Typically you'll want to export a type synonym for Alias over the monad you can free resources in, import Data.Linear.Alias qualified (most functions, such as share and get are short and are arguably better to be qualified in general), such that there are no conflicts between the type synonym Alias and the library defined Alias.Alias name

import qualified Data.Linear.Alias as Alias
type Alias = Alias.Alias Linear.IO -- Choose the monad you can allocate and free this
                                   -- reference counted resource in

opaqueness for soundness?

Perhaps this is very important to explain somehow earlier on or enforce: The aliased things should be opaque.

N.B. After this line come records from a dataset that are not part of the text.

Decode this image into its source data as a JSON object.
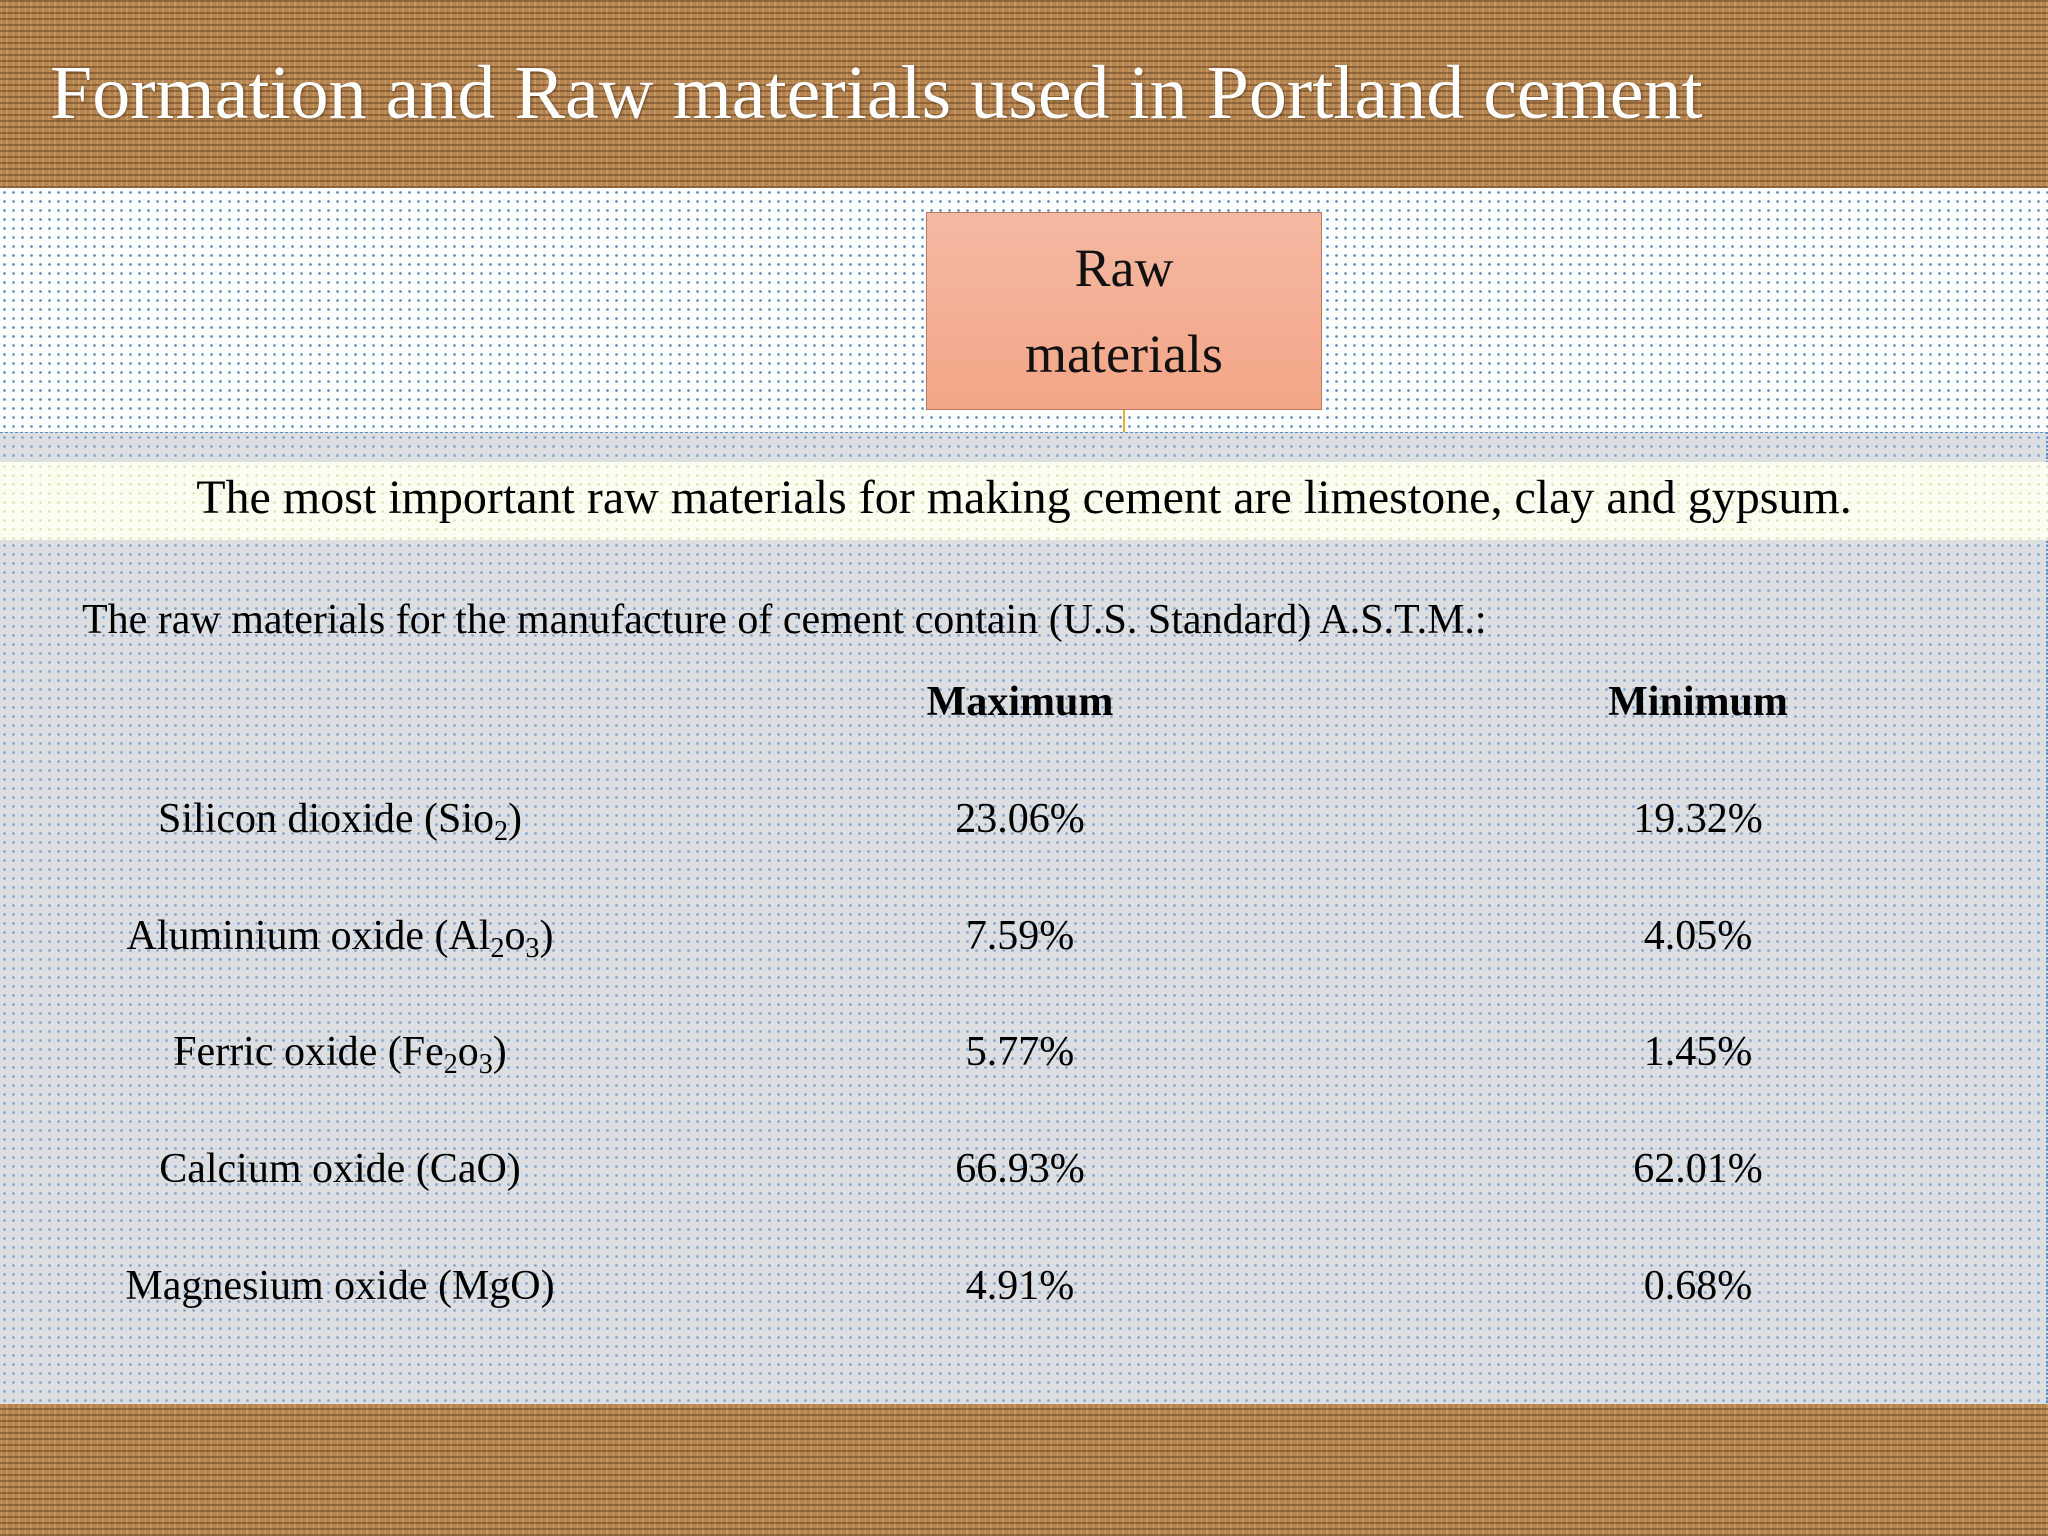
{
  "title": "Formation and Raw materials used  in Portland cement",
  "box_label": "Raw materials",
  "statement": "The most important raw materials for making cement are limestone, clay and gypsum.",
  "intro": "The raw materials for the manufacture of cement contain (U.S. Standard) A.S.T.M.:",
  "table": {
    "headers": {
      "maximum": "Maximum",
      "minimum": "Minimum"
    },
    "rows": [
      {
        "name_prefix": "Silicon dioxide (Sio",
        "sub1": "2",
        "mid": "",
        "sub2": "",
        "suffix": ")",
        "max": "23.06%",
        "min": "19.32%"
      },
      {
        "name_prefix": "Aluminium oxide (Al",
        "sub1": "2",
        "mid": "o",
        "sub2": "3",
        "suffix": ")",
        "max": "7.59%",
        "min": "4.05%"
      },
      {
        "name_prefix": "Ferric oxide (Fe",
        "sub1": "2",
        "mid": "o",
        "sub2": "3",
        "suffix": ")",
        "max": "5.77%",
        "min": "1.45%"
      },
      {
        "name_prefix": "Calcium oxide (CaO)",
        "sub1": "",
        "mid": "",
        "sub2": "",
        "suffix": "",
        "max": "66.93%",
        "min": "62.01%"
      },
      {
        "name_prefix": "Magnesium oxide (MgO)",
        "sub1": "",
        "mid": "",
        "sub2": "",
        "suffix": "",
        "max": "4.91%",
        "min": "0.68%"
      }
    ]
  },
  "colors": {
    "burlap": "#b5844f",
    "box_fill": "#f4a587",
    "dots": "#5b8fc4"
  }
}
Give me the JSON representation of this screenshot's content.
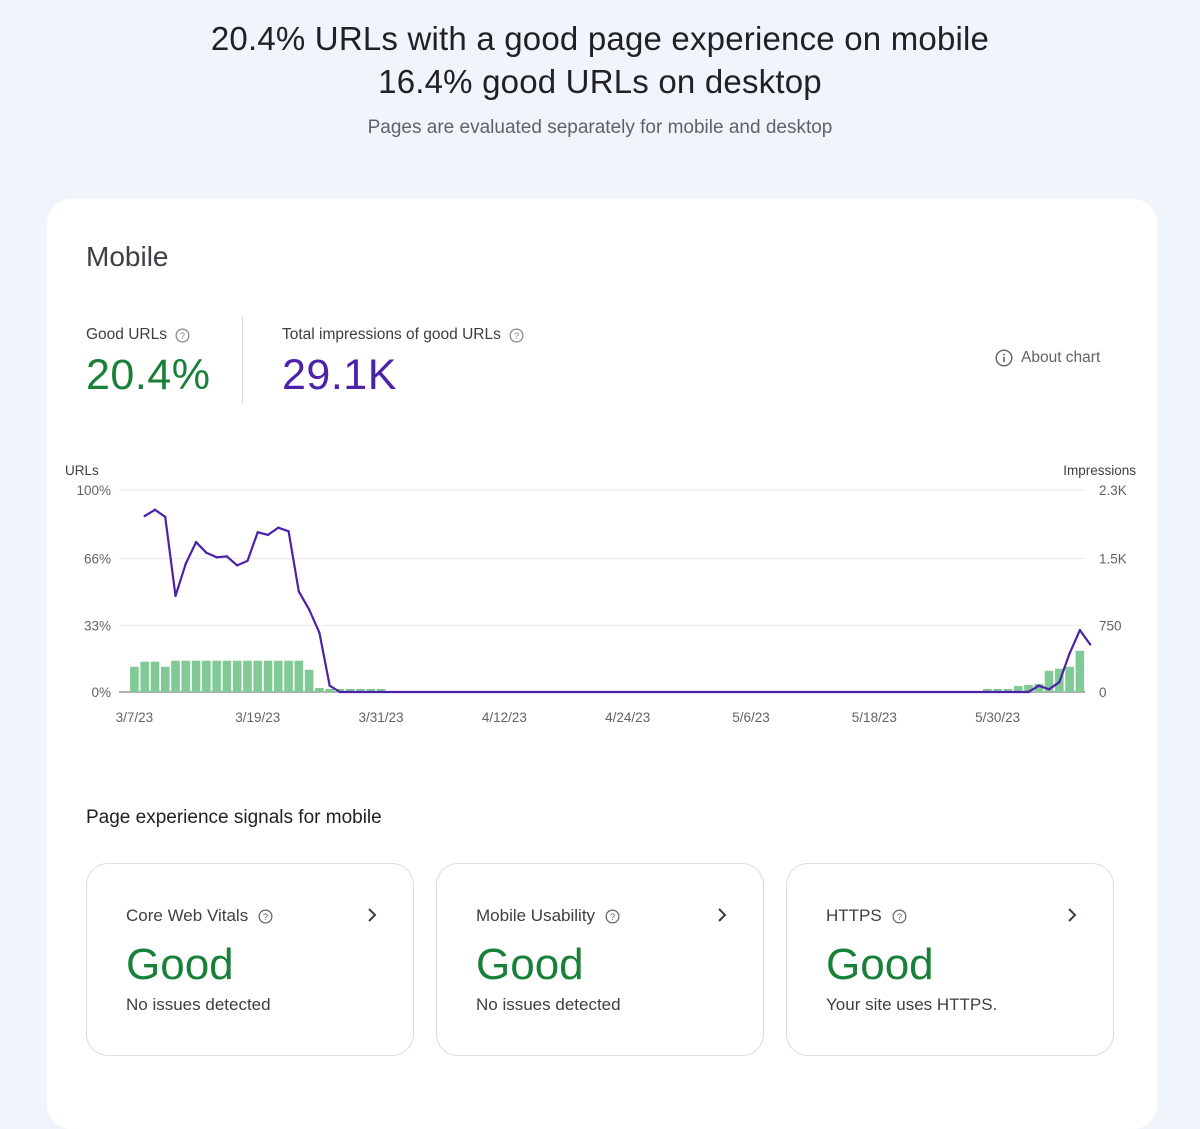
{
  "header": {
    "headline_line1": "20.4% URLs with a good page experience on mobile",
    "headline_line2": "16.4% good URLs on desktop",
    "subtitle": "Pages are evaluated separately for mobile and desktop"
  },
  "panel": {
    "title": "Mobile",
    "good_urls": {
      "label": "Good URLs",
      "value": "20.4%",
      "color": "#188038"
    },
    "impressions": {
      "label": "Total impressions of good URLs",
      "value": "29.1K",
      "color": "#4b22a8"
    },
    "about_chart_label": "About chart"
  },
  "chart_data": {
    "type": "bar",
    "title": "",
    "left_axis_label": "URLs",
    "right_axis_label": "Impressions",
    "left_ticks": [
      "0%",
      "33%",
      "66%",
      "100%"
    ],
    "left_ylim": [
      0,
      100
    ],
    "right_ticks": [
      "0",
      "750",
      "1.5K",
      "2.3K"
    ],
    "right_ylim": [
      0,
      2250
    ],
    "x_tick_labels": [
      "3/7/23",
      "3/19/23",
      "3/31/23",
      "4/12/23",
      "4/24/23",
      "5/6/23",
      "5/18/23",
      "5/30/23"
    ],
    "grid": true,
    "start_date": "2023-03-06",
    "series": [
      {
        "name": "Good URLs",
        "kind": "bar",
        "color": "#81c995",
        "axis": "left",
        "values": [
          0,
          12.5,
          15,
          15,
          12.5,
          15.5,
          15.5,
          15.5,
          15.5,
          15.5,
          15.5,
          15.5,
          15.5,
          15.5,
          15.5,
          15.5,
          15.5,
          15.5,
          11,
          2,
          1.5,
          1.5,
          1.5,
          1.5,
          1.5,
          1.5,
          0,
          0,
          0,
          0,
          0,
          0,
          0,
          0,
          0,
          0,
          0,
          0,
          0,
          0,
          0,
          0,
          0,
          0,
          0,
          0,
          0,
          0,
          0,
          0,
          0,
          0,
          0,
          0,
          0,
          0,
          0,
          0,
          0,
          0,
          0,
          0,
          0,
          0,
          0,
          0,
          0,
          0,
          0,
          0,
          0,
          0,
          0,
          0,
          0,
          0,
          0,
          0,
          0,
          0,
          0,
          0,
          0,
          0,
          1.5,
          1.5,
          1.5,
          3,
          3.5,
          4,
          10.5,
          11.5,
          12.5,
          20.4
        ]
      },
      {
        "name": "Impressions",
        "kind": "line",
        "color": "#4b22a8",
        "axis": "right",
        "x_index": [
          2,
          3,
          4,
          5,
          6,
          7,
          8,
          9,
          10,
          11,
          12,
          13,
          14,
          15,
          16,
          17,
          18,
          19,
          20,
          21,
          22,
          88,
          89,
          90,
          91,
          92,
          93,
          94
        ],
        "values": [
          1960,
          2030,
          1950,
          1070,
          1430,
          1670,
          1550,
          1500,
          1510,
          1410,
          1460,
          1780,
          1750,
          1830,
          1790,
          1120,
          920,
          660,
          70,
          0,
          0,
          0,
          70,
          30,
          110,
          430,
          690,
          530
        ]
      }
    ]
  },
  "signals": {
    "title": "Page experience signals for mobile",
    "cards": [
      {
        "title": "Core Web Vitals",
        "status": "Good",
        "description": "No issues detected"
      },
      {
        "title": "Mobile Usability",
        "status": "Good",
        "description": "No issues detected"
      },
      {
        "title": "HTTPS",
        "status": "Good",
        "description": "Your site uses HTTPS."
      }
    ]
  }
}
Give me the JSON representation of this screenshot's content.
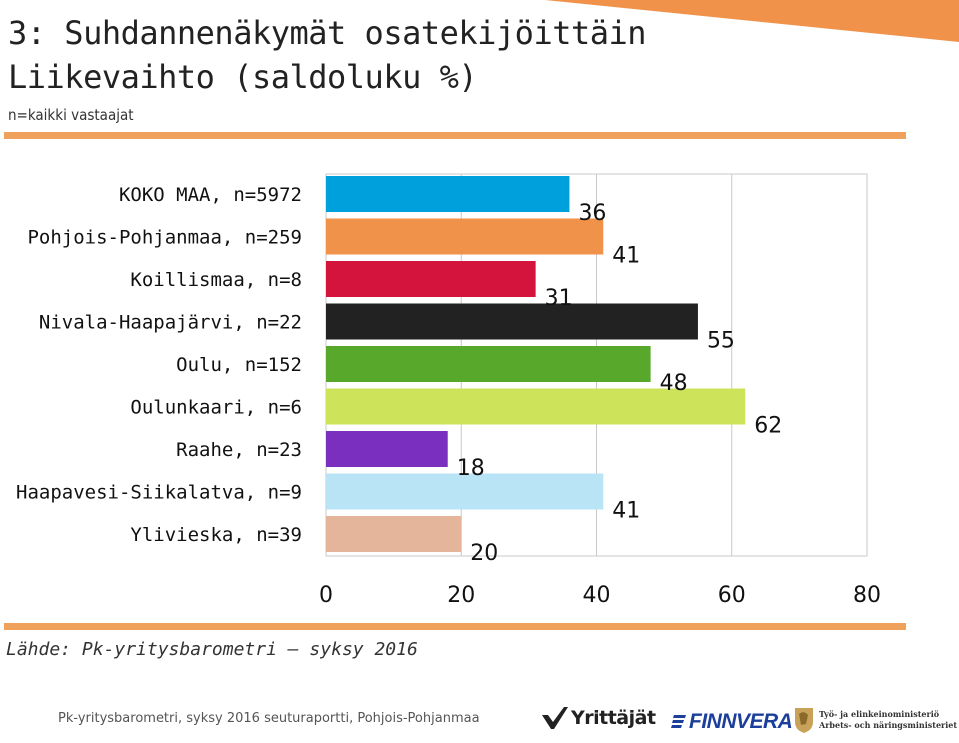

That is, you should not be able to easily modify the value which is aliased into something else. So, good aliasable values would be e.g. pointers, handles, buffers, devices, GPU textures, IORefs, etc...

The problem here is the underlying representation of Alias m a which will not use a mutable reference like IORef for the a across the aliases (I've wondered before if it should, but it never made sense for my case where the things I was aliasing were already mutable like Vk.Buffer; leaving it as a doesn't preclude the user from stuffing an IORef to alias).

So, if the a value is changeable, you could end up in a situation where you have two aliases that should hold the same value, but are different. In effect, whichever of the two aliases is forgotten last will call the finalizer action on the a value. If these values are different, the finalizer action will depend on the last forgotten resource... which is very unsound.

thread safety

We are using atomic-counter for counting, but what happens if there two actions on the same alias at the same time? It may just be that the responsibility of thread safety when two aliased resources are used at the same time is of the resource type (it seems that way).

For example, if the aliased resource was an IORef, it'd be the caller's responsibility to use atomicModifyIORef if a multi-threaded program were using multiple aliases to that same ref at once.